Type of Document Master's Thesis
Author Taylor, Thomas Brandon
URN etd-04302003-215238
Title Arthropod assemblages on longleaf pines: a possible link between the red-cockaded woodpecker and groundcover vegetation
Degree Master of Science
Department Biology
Advisory Committee
Advisor Name Title
Walters, Jeffery R. Committee Chair
Fraser, James D. Committee Member
Jones, Robert H. Committee Member
Salom, Scott M. Committee Member
  • arthropod
  • fire
  • groundcover
  • red-cockaded woodpecker
Date of Defense 2003-02-26
Availability unrestricted
Little is known about arthropod communities inhabiting longleaf pines in the southeastern United States.
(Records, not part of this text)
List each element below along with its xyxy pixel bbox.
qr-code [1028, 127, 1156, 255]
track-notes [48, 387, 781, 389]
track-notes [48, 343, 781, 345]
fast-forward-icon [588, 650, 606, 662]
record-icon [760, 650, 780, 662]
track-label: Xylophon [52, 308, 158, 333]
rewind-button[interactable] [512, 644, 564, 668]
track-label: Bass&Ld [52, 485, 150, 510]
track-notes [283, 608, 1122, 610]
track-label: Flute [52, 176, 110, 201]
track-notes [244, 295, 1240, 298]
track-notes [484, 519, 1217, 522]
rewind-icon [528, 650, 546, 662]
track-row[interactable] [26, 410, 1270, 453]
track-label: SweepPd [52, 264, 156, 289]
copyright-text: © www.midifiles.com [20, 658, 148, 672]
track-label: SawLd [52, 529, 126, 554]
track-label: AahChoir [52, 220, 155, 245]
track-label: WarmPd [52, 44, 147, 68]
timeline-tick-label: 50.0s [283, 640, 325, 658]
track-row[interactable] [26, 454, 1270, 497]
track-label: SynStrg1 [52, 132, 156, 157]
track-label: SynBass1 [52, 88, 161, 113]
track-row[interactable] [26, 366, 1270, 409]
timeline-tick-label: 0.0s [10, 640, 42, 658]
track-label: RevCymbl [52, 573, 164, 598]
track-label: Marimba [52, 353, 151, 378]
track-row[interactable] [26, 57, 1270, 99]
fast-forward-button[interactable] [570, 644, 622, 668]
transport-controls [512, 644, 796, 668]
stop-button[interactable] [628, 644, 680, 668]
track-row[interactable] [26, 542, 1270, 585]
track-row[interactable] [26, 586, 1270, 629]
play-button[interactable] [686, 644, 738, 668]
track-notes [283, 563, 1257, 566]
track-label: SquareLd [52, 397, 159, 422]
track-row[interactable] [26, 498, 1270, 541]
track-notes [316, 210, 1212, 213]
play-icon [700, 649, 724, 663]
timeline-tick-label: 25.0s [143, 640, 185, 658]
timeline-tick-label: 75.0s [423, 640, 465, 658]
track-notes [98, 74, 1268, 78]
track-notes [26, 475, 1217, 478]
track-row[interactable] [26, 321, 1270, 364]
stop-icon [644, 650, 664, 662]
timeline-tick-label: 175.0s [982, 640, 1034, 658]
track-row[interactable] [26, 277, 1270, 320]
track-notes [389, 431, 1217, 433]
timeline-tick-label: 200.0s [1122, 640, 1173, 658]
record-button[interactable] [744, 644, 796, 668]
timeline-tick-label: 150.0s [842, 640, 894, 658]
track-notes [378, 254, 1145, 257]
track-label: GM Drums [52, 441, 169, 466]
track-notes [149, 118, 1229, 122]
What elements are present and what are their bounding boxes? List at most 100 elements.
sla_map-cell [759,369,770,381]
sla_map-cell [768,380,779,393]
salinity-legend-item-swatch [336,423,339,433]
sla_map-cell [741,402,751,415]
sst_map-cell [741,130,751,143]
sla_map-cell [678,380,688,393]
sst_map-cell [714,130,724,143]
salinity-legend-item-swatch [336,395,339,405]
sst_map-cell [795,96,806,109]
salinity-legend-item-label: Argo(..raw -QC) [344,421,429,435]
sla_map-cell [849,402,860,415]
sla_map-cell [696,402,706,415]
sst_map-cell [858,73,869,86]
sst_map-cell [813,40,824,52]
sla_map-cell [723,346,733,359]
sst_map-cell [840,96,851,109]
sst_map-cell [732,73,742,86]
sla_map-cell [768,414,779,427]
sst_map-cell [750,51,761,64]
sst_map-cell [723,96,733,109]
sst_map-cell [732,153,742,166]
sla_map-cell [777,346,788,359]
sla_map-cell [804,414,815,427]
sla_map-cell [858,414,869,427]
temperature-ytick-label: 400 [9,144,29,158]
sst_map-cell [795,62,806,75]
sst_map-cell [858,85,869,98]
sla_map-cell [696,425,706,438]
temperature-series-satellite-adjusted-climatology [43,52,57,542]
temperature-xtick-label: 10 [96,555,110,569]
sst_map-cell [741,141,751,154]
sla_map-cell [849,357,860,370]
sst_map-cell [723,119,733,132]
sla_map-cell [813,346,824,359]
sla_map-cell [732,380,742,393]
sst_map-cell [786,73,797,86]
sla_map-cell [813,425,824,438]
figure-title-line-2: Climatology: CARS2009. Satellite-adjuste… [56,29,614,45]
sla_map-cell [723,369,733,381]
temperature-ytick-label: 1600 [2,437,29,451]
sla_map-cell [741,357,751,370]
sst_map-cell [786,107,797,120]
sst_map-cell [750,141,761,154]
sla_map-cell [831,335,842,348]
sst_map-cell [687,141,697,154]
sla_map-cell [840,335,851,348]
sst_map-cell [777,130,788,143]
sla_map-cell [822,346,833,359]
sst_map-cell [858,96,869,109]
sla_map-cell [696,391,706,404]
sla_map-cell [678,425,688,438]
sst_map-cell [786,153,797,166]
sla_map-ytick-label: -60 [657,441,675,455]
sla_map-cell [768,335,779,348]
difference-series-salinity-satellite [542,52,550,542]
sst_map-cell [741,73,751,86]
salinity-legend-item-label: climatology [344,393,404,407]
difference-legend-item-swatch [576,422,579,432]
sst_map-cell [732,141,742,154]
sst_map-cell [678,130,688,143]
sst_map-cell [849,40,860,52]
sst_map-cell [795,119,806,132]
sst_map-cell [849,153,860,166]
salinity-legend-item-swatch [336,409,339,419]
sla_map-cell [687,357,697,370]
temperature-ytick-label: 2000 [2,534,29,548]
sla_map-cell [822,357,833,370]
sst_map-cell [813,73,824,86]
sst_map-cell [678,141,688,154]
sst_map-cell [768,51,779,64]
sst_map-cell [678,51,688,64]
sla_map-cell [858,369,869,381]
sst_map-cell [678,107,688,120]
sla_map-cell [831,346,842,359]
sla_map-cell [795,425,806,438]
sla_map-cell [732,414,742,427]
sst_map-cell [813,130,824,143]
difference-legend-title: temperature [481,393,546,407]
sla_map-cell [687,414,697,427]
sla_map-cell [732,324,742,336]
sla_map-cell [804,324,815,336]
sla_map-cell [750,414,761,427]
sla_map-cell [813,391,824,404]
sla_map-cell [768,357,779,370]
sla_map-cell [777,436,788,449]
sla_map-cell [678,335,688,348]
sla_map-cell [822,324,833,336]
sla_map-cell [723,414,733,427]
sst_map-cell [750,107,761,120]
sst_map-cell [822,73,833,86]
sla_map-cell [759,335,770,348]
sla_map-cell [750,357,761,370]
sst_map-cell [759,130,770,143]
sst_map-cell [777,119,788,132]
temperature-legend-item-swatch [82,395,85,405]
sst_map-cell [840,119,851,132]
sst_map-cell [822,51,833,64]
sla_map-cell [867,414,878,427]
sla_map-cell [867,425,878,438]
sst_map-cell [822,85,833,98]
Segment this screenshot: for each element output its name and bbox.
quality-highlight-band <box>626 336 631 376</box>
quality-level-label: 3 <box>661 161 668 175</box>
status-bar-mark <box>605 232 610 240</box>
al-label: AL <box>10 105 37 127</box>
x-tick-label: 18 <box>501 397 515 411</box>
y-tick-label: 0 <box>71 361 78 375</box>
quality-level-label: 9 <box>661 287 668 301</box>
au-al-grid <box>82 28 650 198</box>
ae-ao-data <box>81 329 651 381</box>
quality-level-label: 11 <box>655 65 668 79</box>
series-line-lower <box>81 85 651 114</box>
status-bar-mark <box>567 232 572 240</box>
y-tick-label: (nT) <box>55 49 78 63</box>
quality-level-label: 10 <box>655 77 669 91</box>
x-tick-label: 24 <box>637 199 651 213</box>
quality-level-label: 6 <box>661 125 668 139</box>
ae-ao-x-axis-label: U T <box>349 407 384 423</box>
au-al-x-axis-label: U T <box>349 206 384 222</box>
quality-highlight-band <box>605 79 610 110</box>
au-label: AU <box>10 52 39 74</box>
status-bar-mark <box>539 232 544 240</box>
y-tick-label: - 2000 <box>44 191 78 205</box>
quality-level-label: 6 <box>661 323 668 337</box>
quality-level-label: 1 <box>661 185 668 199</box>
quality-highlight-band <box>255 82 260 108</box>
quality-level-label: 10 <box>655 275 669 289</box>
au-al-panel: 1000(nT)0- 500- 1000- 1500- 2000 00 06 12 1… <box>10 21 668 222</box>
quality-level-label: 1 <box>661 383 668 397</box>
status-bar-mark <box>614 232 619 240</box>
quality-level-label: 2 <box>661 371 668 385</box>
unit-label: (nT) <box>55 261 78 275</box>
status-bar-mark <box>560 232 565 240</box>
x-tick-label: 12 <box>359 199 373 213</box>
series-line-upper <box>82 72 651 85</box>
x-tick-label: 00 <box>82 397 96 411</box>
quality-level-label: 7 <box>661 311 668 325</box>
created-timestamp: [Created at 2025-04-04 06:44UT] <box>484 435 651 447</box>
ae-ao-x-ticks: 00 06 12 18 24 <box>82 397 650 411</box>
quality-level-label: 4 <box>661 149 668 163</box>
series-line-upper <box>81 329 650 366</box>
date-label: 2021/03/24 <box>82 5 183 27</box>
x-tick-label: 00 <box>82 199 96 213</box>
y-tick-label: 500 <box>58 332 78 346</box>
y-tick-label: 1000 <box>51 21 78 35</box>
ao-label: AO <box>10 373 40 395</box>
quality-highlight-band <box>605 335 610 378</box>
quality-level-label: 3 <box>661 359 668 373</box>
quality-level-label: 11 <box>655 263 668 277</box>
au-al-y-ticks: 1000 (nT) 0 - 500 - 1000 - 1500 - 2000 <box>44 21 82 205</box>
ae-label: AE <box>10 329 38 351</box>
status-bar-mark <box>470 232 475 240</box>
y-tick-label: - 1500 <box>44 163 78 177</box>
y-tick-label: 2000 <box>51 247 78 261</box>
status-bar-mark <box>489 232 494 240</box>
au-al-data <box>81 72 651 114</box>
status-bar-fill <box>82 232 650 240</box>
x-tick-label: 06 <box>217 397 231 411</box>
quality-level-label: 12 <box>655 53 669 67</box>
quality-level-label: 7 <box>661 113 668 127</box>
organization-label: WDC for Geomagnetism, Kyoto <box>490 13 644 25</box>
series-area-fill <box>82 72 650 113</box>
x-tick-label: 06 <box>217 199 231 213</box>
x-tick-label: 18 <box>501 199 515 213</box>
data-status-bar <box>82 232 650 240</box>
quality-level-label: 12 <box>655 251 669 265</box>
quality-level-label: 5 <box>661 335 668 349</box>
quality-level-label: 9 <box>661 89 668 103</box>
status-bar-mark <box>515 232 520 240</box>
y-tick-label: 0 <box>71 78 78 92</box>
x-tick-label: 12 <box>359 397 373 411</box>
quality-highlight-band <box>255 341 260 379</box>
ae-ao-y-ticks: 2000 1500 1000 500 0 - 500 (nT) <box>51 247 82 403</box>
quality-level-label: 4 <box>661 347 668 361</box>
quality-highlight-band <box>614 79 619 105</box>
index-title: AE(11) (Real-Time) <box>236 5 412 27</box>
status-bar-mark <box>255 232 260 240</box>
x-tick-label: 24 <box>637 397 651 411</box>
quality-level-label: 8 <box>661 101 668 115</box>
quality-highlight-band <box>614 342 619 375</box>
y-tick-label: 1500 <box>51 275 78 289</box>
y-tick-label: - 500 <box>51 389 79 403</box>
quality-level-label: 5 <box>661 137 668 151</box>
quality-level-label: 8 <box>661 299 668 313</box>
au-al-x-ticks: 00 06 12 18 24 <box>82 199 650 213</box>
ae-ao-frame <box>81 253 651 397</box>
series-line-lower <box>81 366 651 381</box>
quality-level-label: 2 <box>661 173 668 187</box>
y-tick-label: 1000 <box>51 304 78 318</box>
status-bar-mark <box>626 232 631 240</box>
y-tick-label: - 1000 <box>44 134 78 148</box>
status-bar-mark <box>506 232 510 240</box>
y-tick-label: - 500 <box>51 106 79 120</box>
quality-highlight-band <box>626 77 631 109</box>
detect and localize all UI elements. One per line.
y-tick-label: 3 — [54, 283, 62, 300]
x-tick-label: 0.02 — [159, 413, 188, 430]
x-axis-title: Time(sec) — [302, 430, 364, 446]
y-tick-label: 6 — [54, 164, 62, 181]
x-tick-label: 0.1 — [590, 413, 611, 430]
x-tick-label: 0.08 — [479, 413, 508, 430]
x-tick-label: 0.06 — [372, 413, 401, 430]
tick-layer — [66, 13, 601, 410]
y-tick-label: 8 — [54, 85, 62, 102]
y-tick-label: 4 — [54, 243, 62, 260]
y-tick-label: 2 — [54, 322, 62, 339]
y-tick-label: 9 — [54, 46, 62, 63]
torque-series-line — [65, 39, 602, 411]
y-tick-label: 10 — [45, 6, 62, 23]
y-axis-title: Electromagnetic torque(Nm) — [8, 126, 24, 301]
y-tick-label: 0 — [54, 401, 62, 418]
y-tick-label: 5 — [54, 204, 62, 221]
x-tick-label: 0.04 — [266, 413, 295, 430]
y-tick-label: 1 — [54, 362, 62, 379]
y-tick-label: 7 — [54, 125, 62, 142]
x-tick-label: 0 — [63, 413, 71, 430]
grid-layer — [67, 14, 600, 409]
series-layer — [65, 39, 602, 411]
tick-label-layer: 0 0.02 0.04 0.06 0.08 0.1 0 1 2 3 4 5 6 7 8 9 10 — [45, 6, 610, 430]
This information is of particular importance because arthropods serve as the food base for the federally endangered red-cockaded woodpecker (RCW). In a recent study, this arthropod community has been suggested to be the mechanism by which RCW reproductive success is linked to the groundcover composition of the forest (which is a reflection of the forest’s fire history). This is possible because it has been shown that much of the arthropod community found on longleaf pines originates from the forest floor. If the arthropod community is the link between the ground cover and the RCWs’ reproductive success then higher amounts of arthropods should be found in areas with groundcover that is indicative of frequent burning. I conducted a one year study at three sites containing RCWs to determine whether the ground cover of the forest influences the abundance and mass of the arthropod communities on longleaf pines. I focused on impacts of groundcover on arthropods by controlling for tree species, tree age, soil type, hardwood midstory density, and overstory basal area. My results show that arthropod biomass was positively and significantly correlated to the percent coverage of herbaceous and graminoid vegetation and was negatively and significantly correlated to the percent coverage of woody vegetation. Arthropod biomass and abundance was also observed to vary seasonally with a peak occurring during spring and summer. Additionally, prescribed fire was not found to have a negative short-term impact on arthropod biomass.